Nicholson D H, Galvis V
Arch Ophthalmol. 1984 Oct;102(10):1519-22. doi: 10.1001/archopht.1984.01040031239027.
Ophthalmoscopic evidence of Criswick-Schepens syndrome was found in nine of 22 members of a Colombian family.
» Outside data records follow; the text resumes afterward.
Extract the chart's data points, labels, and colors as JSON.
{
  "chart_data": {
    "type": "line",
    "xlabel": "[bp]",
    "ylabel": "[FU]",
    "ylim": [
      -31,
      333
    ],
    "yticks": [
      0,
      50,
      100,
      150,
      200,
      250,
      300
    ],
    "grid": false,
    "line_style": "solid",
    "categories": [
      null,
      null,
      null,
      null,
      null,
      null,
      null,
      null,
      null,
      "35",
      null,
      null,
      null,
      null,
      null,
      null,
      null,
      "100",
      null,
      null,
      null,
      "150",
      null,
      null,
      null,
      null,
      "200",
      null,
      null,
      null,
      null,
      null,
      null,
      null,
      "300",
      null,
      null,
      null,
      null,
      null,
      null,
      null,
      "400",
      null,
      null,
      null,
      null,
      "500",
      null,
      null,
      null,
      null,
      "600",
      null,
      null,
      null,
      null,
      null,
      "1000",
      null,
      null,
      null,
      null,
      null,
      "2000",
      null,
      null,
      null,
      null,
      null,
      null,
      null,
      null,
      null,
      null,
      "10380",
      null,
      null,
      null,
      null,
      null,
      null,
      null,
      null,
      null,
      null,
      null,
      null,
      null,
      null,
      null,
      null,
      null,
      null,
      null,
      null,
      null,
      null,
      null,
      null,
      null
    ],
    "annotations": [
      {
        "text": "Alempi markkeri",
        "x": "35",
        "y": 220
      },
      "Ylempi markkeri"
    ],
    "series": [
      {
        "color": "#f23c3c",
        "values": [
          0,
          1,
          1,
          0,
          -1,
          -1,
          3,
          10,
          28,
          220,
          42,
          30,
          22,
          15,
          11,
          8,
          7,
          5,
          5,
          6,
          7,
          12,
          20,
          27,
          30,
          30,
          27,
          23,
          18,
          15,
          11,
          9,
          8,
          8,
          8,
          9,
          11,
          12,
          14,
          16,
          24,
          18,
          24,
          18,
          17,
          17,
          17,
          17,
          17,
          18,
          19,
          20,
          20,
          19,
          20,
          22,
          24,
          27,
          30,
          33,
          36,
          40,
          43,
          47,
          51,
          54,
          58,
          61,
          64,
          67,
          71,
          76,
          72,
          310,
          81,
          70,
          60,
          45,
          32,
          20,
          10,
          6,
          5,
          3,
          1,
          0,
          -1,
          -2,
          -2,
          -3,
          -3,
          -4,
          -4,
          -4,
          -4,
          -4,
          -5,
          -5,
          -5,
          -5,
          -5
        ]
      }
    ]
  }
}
Histopathologic study of an affected eye enucleated because of neovascular glaucoma showed a focal, nodular zone of fibrovascular proliferation, necrosis, and acute inflammation within the temporal preequatorial retina associated with dense preretinal fibrous organization. Although the cause of the inflammation and cicatrization is unknown, such a nidus may explain some of the advanced clinical manifestations of the syndrome, including temporal dragging of the retina and falciform retinal fold.
在一个哥伦比亚家族的22名成员中,有9人发现了Criswick-Schepens综合征的检眼镜证据。一只因新生血管性青光眼而摘除的患眼的组织病理学研究显示,在赤道前颞侧视网膜内有一个局灶性、结节状的纤维血管增生、坏死和急性炎症区域,伴有致密的视网膜前纤维组织。虽然炎症和瘢痕形成的原因尚不清楚,但这样一个病灶可能解释了该综合征的一些晚期临床表现,包括视网膜颞侧牵拉和镰状视网膜皱襞。